There's a revealing conversation that takes place only in the book version of Harry Potter and the Goblet of Fire, after Harry, Hermione and Ron have attended the Quidditch World Cup and are on the Hogwarts Express on the way to their school. Apparently, Harry's arch-enemy is in the next compartment, talking about Durmstrang. 

"Father actually considered sending me to Durmstrang rather than Hogwarts, you know," Draco boasts. "He knows the headmaster, you see. Well, you know his opinion of Dumbledore — the man's such a Mudblood-lover — and Durmstrang doesn't admit that sort of riffraff. But Mother didn't like the idea of me going to school so far away. Father says Durmstrang takes a far more sensible line than Hogwarts about the Dark Arts. Durmstrang students actually learn them, not just the defense rubbish we do..."

In one passage, here, author Rowling does a few skillful things — she establishes Durmstrang as a more menacing environment than Hogwarts, while emphasizing Draco's loving relationship with his mother, and expanding on the rifts of opinion within the wizarding world. If what Draco says its true — and there's no reason to suspect it's not the truth, as he's among friends and not paying attention to who might be listening — his mother's love has influenced the outcome of Voldemort's attempt to take over the world in more than one sense.
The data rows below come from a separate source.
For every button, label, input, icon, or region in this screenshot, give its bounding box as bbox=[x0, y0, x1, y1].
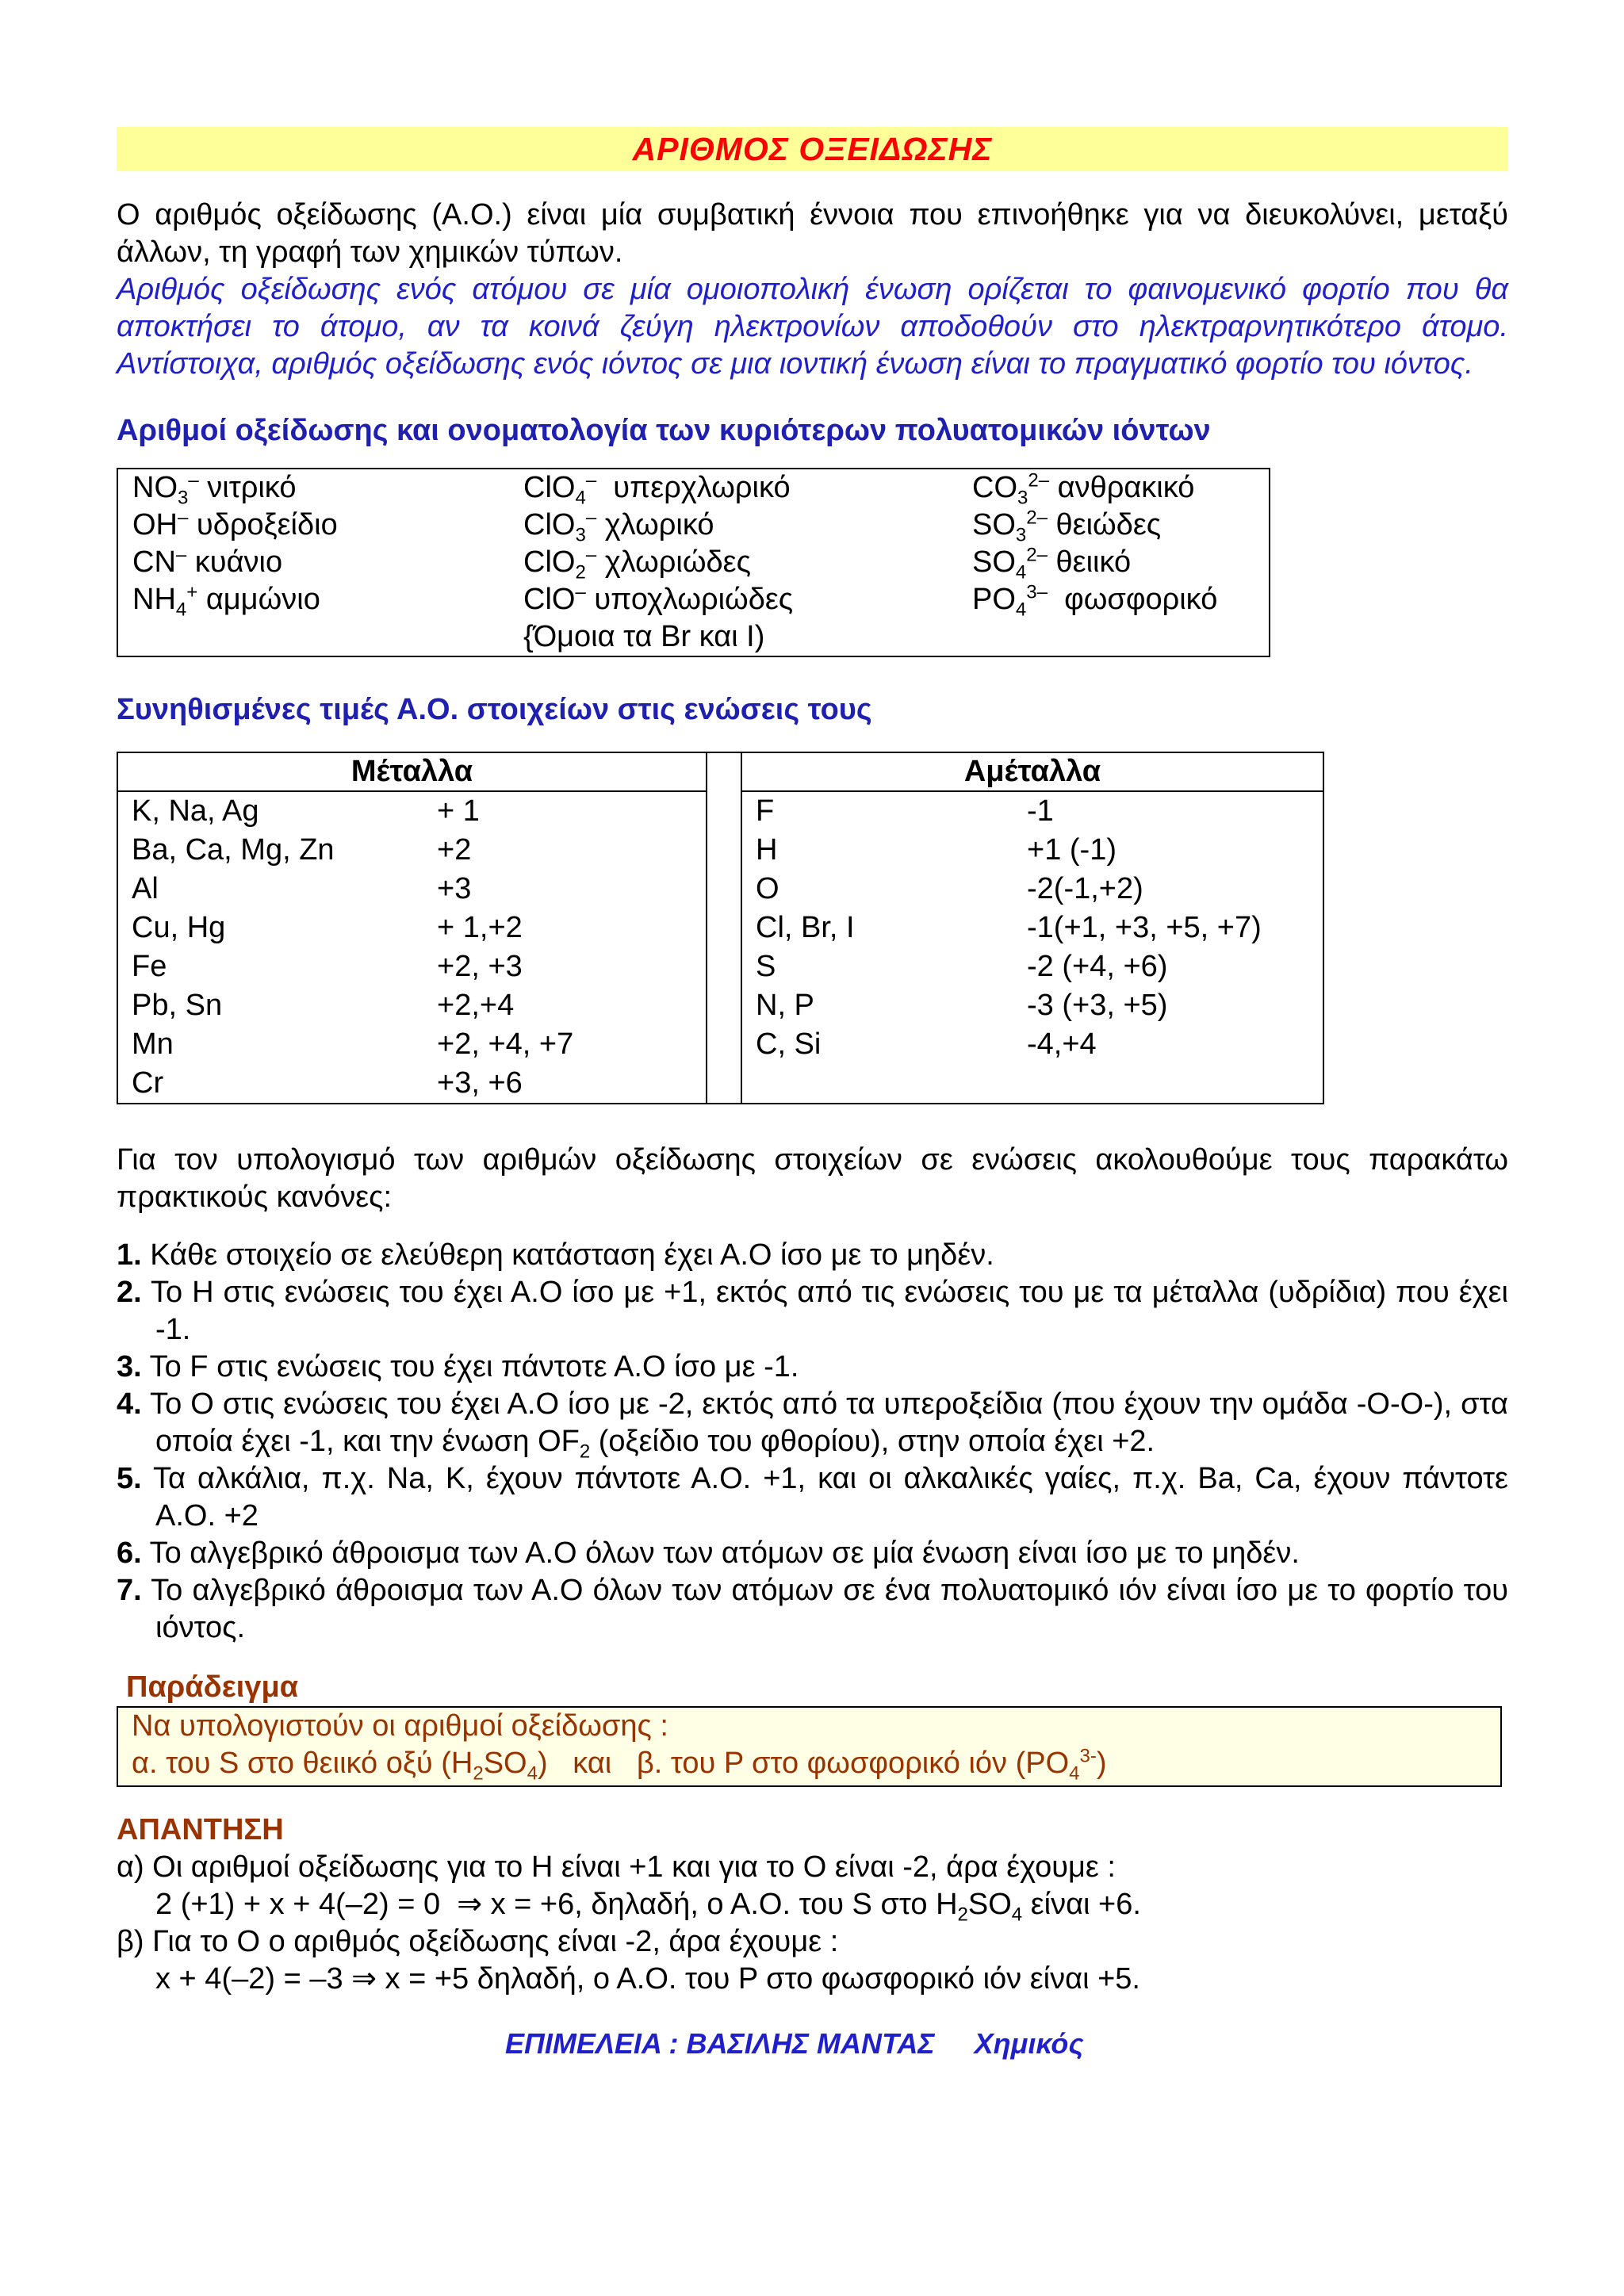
oxidation-values: +3, +6 bbox=[437, 1066, 523, 1100]
metals-row bbox=[118, 792, 706, 831]
rule-2: 2. Το Η στις ενώσεις του έχει Α.Ο ίσο με +1, εκτός από τις ενώσεις του με τα μέταλλα (υδρίδια) που έχει -1. bbox=[117, 1276, 1508, 1346]
document-page bbox=[117, 127, 1508, 2062]
rule-4: 4. Το Ο στις ενώσεις του έχει Α.Ο ίσο με -2, εκτός από τα υπεροξείδια (που έχουν την ομάδα -Ο-Ο-), στα οποία έχει -1, και την ένωση $OF_2$ (οξείδιο του φθορίου), στην οποία έχει +2. bbox=[117, 1387, 1508, 1463]
metals-box bbox=[117, 752, 707, 1104]
rules-intro: Για τον υπολογισμό των αριθμών οξείδωσης στοιχείων σε ενώσεις ακολουθούμε τους παρακάτω πρακτικούς κανόνες: bbox=[117, 1143, 1508, 1214]
ions-col-1 bbox=[117, 469, 508, 656]
nonmetals-row bbox=[742, 909, 1323, 947]
metals-row bbox=[118, 909, 706, 947]
nonmetals-row bbox=[742, 947, 1323, 986]
element-symbols: N, P bbox=[756, 989, 814, 1022]
oxidation-values: -2(-1,+2) bbox=[1027, 872, 1143, 905]
ion-oh: OH– υδροξείδιο bbox=[132, 507, 338, 541]
element-symbols: H bbox=[756, 833, 778, 867]
ion-nh4: $NH_4^+$ αμμώνιο bbox=[132, 581, 320, 621]
element-symbols: O bbox=[756, 872, 779, 905]
oxidation-values: + 1,+2 bbox=[437, 911, 523, 944]
element-symbols: F bbox=[756, 794, 775, 828]
answer-b-line-2: x + 4(–2) = –3 ⇒ x = +5 δηλαδή, ο Α.Ο. του P στο φωσφορικό ιόν είναι +5. bbox=[155, 1962, 1140, 1996]
metals-row bbox=[118, 986, 706, 1025]
metals-row bbox=[118, 947, 706, 986]
ion-clo3: ClO$_3$– χλωρικό bbox=[523, 507, 714, 546]
oxidation-values: + 1 bbox=[437, 794, 480, 828]
table-spacer bbox=[707, 752, 741, 1104]
answer-a-line-1: α) Οι αριθμοί οξείδωσης για το H είναι +1 και για το O είναι -2, άρα έχουμε : bbox=[117, 1850, 1116, 1884]
ion-clo4: ClO$_4$– υπερχλωρικό bbox=[523, 469, 791, 509]
nonmetals-row bbox=[742, 870, 1323, 909]
intro-paragraph: Ο αριθμός οξείδωσης (Α.Ο.) είναι μία συμβατική έννοια που επινοήθηκε για να διευκολύνει, μεταξύ άλλων, τη γραφή των χημικών τύπων. bbox=[117, 198, 1508, 269]
oxidation-values: -2 (+4, +6) bbox=[1027, 950, 1168, 983]
ions-col-2 bbox=[508, 469, 958, 656]
element-symbols: Cu, Hg bbox=[132, 911, 226, 944]
definition-paragraph: Αριθμός οξείδωσης ενός ατόμου σε μία ομοιοπολική ένωση ορίζεται το φαινομενικό φορτίο που θα αποκτήσει το άτομο, αν τα κοινά ζεύγη ηλεκτρονίων αποδοθούν στο ηλεκτραρνητικότερο άτομο. Αντίστοιχα, αριθμός οξείδωσης ενός ιόντος σε μια ιοντική ένωση είναι το πραγματικό φορτίο του ιόντος. bbox=[117, 273, 1508, 381]
oxidation-values: -1(+1, +3, +5, +7) bbox=[1027, 911, 1262, 944]
nonmetals-list bbox=[742, 792, 1323, 1103]
ion-clo: ClO– υποχλωριώδες bbox=[523, 581, 794, 616]
rule-1: 1. Κάθε στοιχείο σε ελεύθερη κατάσταση έχει Α.Ο ίσο με το μηδέν. bbox=[117, 1238, 994, 1272]
rule-7: 7. Το αλγεβρικό άθροισμα των Α.Ο όλων των ατόμων σε ένα πολυατομικό ιόν είναι ίσο με το φορτίο του ιόντος. bbox=[117, 1574, 1508, 1644]
example-heading: Παράδειγμα bbox=[126, 1670, 299, 1704]
answer-a-line-2: 2 (+1) + x + 4(–2) = 0 ⇒ x = +6, δηλαδή, ο Α.Ο. του S στο $H_2SO_4$ είναι +6. bbox=[155, 1888, 1141, 1926]
nonmetals-row bbox=[742, 986, 1323, 1025]
oxidation-values: +2 bbox=[437, 833, 472, 867]
element-symbols: Cl, Br, I bbox=[756, 911, 855, 944]
metals-row bbox=[118, 870, 706, 909]
nonmetals-header: Αμέταλλα bbox=[742, 753, 1323, 792]
oxidation-values: +3 bbox=[437, 872, 472, 905]
element-symbols: Pb, Sn bbox=[132, 989, 223, 1022]
example-line-1: Να υπολογιστούν οι αριθμοί οξείδωσης : bbox=[132, 1709, 668, 1743]
ion-co3: $CO_3^{2-}$ ανθρακικό bbox=[972, 469, 1195, 509]
ions-note: {Όμοια τα Br και I) bbox=[523, 620, 765, 653]
ion-clo2: ClO$_2$– χλωριώδες bbox=[523, 544, 751, 584]
ions-table bbox=[117, 468, 1270, 657]
metals-list bbox=[118, 792, 706, 1103]
answer-heading: ΑΠΑΝΤΗΣΗ bbox=[117, 1813, 284, 1846]
oxidation-values: -3 (+3, +5) bbox=[1027, 989, 1168, 1022]
nonmetals-box bbox=[741, 752, 1323, 1104]
element-symbols: S bbox=[756, 950, 776, 983]
example-box bbox=[117, 1706, 1502, 1787]
metals-row bbox=[118, 831, 706, 870]
oxidation-values: -4,+4 bbox=[1027, 1027, 1097, 1061]
ions-heading: Αριθμοί οξείδωσης και ονοματολογία των κυριότερων πολυατομικών ιόντων bbox=[117, 414, 1211, 447]
element-symbols: C, Si bbox=[756, 1027, 822, 1061]
ion-cn: CN– κυάνιο bbox=[132, 544, 283, 579]
rule-3: 3. Το F στις ενώσεις του έχει πάντοτε Α.Ο ίσο με -1. bbox=[117, 1350, 799, 1383]
nonmetals-row bbox=[742, 1025, 1323, 1064]
ion-no3: $NO_3^-$ νιτρικό bbox=[132, 469, 297, 509]
nonmetals-row bbox=[742, 831, 1323, 870]
answer-b-line-1: β) Για το O ο αριθμός οξείδωσης είναι -2, άρα έχουμε : bbox=[117, 1925, 839, 1958]
element-symbols: Mn bbox=[132, 1027, 174, 1061]
element-symbols: Cr bbox=[132, 1066, 164, 1100]
ao-values-table bbox=[117, 752, 1324, 1104]
oxidation-values bbox=[1026, 1064, 1323, 1103]
ions-col-3 bbox=[958, 469, 1270, 656]
metals-row bbox=[118, 1025, 706, 1064]
page-title: ΑΡΙΘΜΟΣ ΟΞΕΙΔΩΣΗΣ bbox=[117, 127, 1508, 171]
nonmetals-row bbox=[742, 1064, 1323, 1103]
footer-credit: ΕΠΙΜΕΛΕΙΑ : ΒΑΣΙΛΗΣ ΜΑΝΤΑΣ Χημικός bbox=[505, 2027, 1084, 2060]
element-symbols: Fe bbox=[132, 950, 167, 983]
example-line-2: α. του S στο θειικό οξύ $(H_2SO_4)$ και β. του P στο φωσφορικό ιόν $(PO_4^{3-})$ bbox=[132, 1745, 1107, 1785]
ion-so3: $SO_3^{2-}$ θειώδες bbox=[972, 507, 1162, 546]
metals-row bbox=[118, 1064, 706, 1103]
rule-6: 6. Το αλγεβρικό άθροισμα των Α.Ο όλων των ατόμων σε μία ένωση είναι ίσο με το μηδέν. bbox=[117, 1536, 1300, 1570]
element-symbols: K, Na, Ag bbox=[132, 794, 259, 828]
oxidation-values: +2, +4, +7 bbox=[437, 1027, 574, 1061]
metals-header: Μέταλλα bbox=[118, 753, 706, 792]
oxidation-values: -1 bbox=[1027, 794, 1054, 828]
nonmetals-row bbox=[742, 792, 1323, 831]
oxidation-values: +2,+4 bbox=[437, 989, 515, 1022]
rule-5: 5. Τα αλκάλια, π.χ. Na, K, έχουν πάντοτε Α.Ο. +1, και οι αλκαλικές γαίες, π.χ. Ba, Ca, έχουν πάντοτε Α.Ο. +2 bbox=[117, 1462, 1508, 1533]
oxidation-values: +2, +3 bbox=[437, 950, 523, 983]
element-symbols: Al bbox=[132, 872, 159, 905]
oxidation-values: +1 (-1) bbox=[1027, 833, 1116, 867]
ion-po4: $PO_4^{3-}$ φωσφορικό bbox=[972, 581, 1218, 621]
element-symbols bbox=[742, 1064, 1026, 1103]
ion-so4: $SO_4^{2-}$ θειικό bbox=[972, 544, 1132, 584]
ao-heading: Συνηθισμένες τιμές Α.Ο. στοιχείων στις ενώσεις τους bbox=[117, 693, 872, 726]
rules-list bbox=[117, 1237, 1508, 1647]
element-symbols: Ba, Ca, Mg, Zn bbox=[132, 833, 335, 867]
Hermione, who always knows more about what's going on than her hapless guy friends, tells them, "I wish he had gone, then we wouldn't have to put up with him." But there's more to it than that. 

How the timeline would have changed, had Draco gone to Durmstrang

It's not simply a matter of making life easier for Harry, although that would certainly have been the case. In an odd way, Draco pushed Harry to new heights (literally). Consider the fact, for example, that Harry would never have gotten on the quidditch team so early without Draco's interference during that first flying lesson. In that early tale, it's also Draco's shenanigans that help him find Fluffy, the three-headed dog guarding the Sorcerer's Stone, and lead Harry to discover the death of the unicorn in the Forbidden Forest. On Reddit, one user pointed out that under such circumstances, Harry would have been much less wary of Severus Snape's intentions. Unless the plot developed differently, the stone might not even have been found.

In the second story, Harry Potter and the Chamber of Secrets, much of the action wouldn't even have happened without Lucius Malfoy's plan to discredit the Weasleys. And it's hard to see exactly how events would have played out without the elder Malfoy's access to Hogwarts, and to Ginny, as they were all shopping at Flourish and Blotts for school supplies. Also, without Riddle's diary as proof that Horcruxes exist, the last book and film, Harry Potter and the Deathly Hallows, might also have played out differently.

In Harry Potter and the Prisoner of Azkaban, Draco not being there to play a role in Buckbeak's fate makes a big difference as well. It was Draco, being inattentive in class and complaining to his parents, that led to the hippogriff's death sentence. Without that, the three heroes wouldn't have been out on the climactic night, and they couldn't have saved Sirius Black using Buckbeak, and Harry would never have learned the truth about his godfather or Peter Pettigrew. 

There are more examples throughout the books and films, but the point is: Draco's presence is absolutely necessary. As one Redditor put it, "I never realised how ... important Draco being a little s—- is to the overall plot tha[n] I thought."